It may be January, but it’s another blistering 95-degree day in Bwa Chandel, high in the mountains on the Haitian Island of La Gonave.
The occasional motorbike passes by; aside from that, the way of life here has changed little for hundreds of years. Goats and chickens run through rutted dirt and rock streets. The town lacks indoor plumbing, clean latrines, and even electricity in many buildings. There is not a formal school building. Instead, the school resides in a squat building behind the church in town. The school lacks air-conditioning, computers, lights or even books for the students.
This is where retired Saugerties High School English teacher Nancy Lanni is spending her retirement. After 34 years of teaching English and directing senior class plays for generations of Saugertiesians, Lanni retired in 2010.
She says a film made after the 2010 earthquake first led her to Haiti. She decided to join a construction crew that was helping to rebuild after the devastating earthquake that killed over 100,000 people and destroyed hundreds of thousands of buildings.
During that trip, she began teaching classes for young adults four nights a week on top of her work with the construction crew. “I loved it,” she said. “If I could ever come down here and teach for a longer period, I would do it.”
When that opportunity came, she took it.
Lanni says the biggest shock to her when she first came to Haiti was the sheer lack of infrastructure, and how the country is always in a state of “crisis.”
“It’s a very poor country; you would think there would be some infrastructure even in disrepair, but there’s not,” she said.
“It looks like Moses is going to come down the street,” she added. “It’s really ancient looking.”
On her first trip to Bwa Chandel, the truck she was riding in developed an oil leak on the rough dirt and rock road leading up the mountain, stranding her. She ended up completing the trip after a wild ride on a motorbike, dodging donkeys and cows in the road. She did the last half-hour on foot.
She saw tiny houses tucked behind bean fields on the steep hills that flank the town of Bwa Chandel, which means “Candle Woods” in local Creole language.
Children and adults alike steal away for a few minutes to play soccer on any flat ground they can find, even resorting to using rocks for goal posts.

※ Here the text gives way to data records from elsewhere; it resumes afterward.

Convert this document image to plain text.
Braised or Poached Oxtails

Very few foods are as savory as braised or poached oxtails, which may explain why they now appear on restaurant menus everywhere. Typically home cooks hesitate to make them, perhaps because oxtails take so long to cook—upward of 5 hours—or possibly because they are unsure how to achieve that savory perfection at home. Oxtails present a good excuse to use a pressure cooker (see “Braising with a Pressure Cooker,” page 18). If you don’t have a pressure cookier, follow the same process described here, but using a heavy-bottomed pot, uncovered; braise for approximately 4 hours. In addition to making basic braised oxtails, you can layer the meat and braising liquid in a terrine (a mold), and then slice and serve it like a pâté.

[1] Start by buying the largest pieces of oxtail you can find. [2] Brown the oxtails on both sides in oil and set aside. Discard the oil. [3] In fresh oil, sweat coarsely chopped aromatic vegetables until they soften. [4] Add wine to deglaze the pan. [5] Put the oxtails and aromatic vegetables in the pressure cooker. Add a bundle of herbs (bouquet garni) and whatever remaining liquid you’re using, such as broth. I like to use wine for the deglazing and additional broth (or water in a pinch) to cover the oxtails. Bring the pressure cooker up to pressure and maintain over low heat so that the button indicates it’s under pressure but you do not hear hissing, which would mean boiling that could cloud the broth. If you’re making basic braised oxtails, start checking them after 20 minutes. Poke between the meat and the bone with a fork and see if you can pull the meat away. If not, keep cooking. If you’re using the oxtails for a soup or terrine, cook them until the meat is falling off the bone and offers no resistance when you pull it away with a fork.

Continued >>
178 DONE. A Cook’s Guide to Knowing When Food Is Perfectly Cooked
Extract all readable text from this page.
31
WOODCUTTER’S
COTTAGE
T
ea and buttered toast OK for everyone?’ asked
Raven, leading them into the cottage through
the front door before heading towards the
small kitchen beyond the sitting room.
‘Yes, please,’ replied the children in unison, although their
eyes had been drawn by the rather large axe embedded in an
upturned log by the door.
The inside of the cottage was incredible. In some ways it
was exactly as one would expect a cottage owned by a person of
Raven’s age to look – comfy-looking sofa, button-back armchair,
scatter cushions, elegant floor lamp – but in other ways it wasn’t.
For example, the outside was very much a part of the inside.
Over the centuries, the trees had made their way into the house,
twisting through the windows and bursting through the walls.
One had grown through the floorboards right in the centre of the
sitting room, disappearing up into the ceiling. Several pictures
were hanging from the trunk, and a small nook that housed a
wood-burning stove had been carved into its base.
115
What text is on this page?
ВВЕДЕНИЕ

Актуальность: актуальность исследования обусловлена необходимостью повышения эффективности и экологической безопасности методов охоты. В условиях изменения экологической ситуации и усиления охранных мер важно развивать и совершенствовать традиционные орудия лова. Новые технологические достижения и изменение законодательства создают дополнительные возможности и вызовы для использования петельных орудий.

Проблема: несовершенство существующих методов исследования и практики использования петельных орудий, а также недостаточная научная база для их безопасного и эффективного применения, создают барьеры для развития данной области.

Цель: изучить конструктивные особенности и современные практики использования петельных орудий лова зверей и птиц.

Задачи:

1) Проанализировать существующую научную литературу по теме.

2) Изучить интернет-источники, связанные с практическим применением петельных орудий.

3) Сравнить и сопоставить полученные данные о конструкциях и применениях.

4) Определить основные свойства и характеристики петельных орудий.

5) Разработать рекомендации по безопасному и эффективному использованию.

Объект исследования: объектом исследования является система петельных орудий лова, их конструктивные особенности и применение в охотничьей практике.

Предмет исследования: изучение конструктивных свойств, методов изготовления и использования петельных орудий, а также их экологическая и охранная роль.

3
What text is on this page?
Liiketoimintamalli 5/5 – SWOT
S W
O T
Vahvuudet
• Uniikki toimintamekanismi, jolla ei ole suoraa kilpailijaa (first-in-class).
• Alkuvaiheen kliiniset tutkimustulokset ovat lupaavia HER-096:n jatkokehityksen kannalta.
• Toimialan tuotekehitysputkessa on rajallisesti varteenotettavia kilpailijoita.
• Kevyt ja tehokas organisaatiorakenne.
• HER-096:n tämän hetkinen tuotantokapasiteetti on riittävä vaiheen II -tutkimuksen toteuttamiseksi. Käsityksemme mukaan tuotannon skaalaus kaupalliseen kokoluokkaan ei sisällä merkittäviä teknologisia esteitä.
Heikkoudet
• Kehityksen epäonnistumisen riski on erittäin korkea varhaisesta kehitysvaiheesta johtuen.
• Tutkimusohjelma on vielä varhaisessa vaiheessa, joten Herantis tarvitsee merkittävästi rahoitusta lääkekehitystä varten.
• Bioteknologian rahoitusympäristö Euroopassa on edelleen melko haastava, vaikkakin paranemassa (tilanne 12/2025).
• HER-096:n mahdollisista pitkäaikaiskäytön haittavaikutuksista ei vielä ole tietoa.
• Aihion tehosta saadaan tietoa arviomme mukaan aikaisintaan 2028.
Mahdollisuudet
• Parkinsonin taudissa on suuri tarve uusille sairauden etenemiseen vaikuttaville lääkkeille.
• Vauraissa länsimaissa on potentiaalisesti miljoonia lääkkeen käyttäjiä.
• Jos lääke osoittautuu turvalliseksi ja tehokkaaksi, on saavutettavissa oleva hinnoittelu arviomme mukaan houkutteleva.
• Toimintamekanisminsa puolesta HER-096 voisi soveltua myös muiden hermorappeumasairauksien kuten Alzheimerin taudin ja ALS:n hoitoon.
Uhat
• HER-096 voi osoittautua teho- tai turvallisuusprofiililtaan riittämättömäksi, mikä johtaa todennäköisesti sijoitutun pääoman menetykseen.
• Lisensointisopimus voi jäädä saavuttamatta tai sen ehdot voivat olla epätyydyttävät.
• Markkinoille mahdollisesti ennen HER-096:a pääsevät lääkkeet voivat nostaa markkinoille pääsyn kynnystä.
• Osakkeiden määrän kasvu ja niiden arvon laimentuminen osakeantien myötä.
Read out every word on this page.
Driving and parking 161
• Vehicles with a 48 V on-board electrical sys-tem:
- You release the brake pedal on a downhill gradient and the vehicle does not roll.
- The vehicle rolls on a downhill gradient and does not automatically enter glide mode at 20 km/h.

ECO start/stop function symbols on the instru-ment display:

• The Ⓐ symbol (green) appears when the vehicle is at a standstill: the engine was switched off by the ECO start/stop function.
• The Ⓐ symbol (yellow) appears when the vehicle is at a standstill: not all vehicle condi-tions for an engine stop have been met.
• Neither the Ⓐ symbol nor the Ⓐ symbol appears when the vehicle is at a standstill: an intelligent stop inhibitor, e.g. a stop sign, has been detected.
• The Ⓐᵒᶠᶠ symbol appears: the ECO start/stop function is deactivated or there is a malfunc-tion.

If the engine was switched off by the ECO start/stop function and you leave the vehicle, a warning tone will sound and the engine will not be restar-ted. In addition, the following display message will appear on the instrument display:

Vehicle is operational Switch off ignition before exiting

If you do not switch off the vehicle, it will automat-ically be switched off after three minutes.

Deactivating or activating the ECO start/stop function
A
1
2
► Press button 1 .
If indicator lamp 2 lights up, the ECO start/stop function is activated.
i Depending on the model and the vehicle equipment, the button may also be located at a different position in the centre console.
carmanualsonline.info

“Soccer is the number one pastime here,” she said. “Everyone plays. If there’s a big match, people will mass gather around one of the few TVs in town, and the screaming can be heard for miles.”
She spots a little church, which housed six graves in one room. This is where she met the town’s teachers. A little rundown school building sits adjacent to the church.
After touring this building, Lanni decided that something needed to be done to give the community a better school.
Forming a charity
Lanni decided she would build a new elementary school for the community and teach English. Early in 2013, she created a charity called “The World Is One Place” with the sole goal of raising money to build a new six-classroom elementary school for this tiny community.
By September 2013, she had raised $5,000, which goes a long way in Haiti. She used the money to pay the teachers’ salaries and repair chalkboards and the church benches students use for desks.
By December, the foundations and floor of the new school were completed. Soon work will begin on the cement and steel portions of the building.
Not only is this project providing a new school, it’s providing employment for eight people. “Hardly anyone here has had a job in the sense we think of,” Lanni said. “Most people raise chickens and maybe a donkey, so this is the first regular employment in this town.”
Lanni says approximately 60 kids attend the school, which will be able to accommodate 25-30 kids in each classroom in grades one through six.
“The goal is to move the students into a facility that is ideal for learning where each class can be in its own room with good lighting,” she said. “We want to have a healthy teaching and learning environment.”
She hopes the school will be a place that fosters good community relations. Everyone in the community will be able to benefit from clean latrines at the school and health courses on topics like clean water, she said. She hopes construction will wrap up in time for the school to open in September for the next year of school.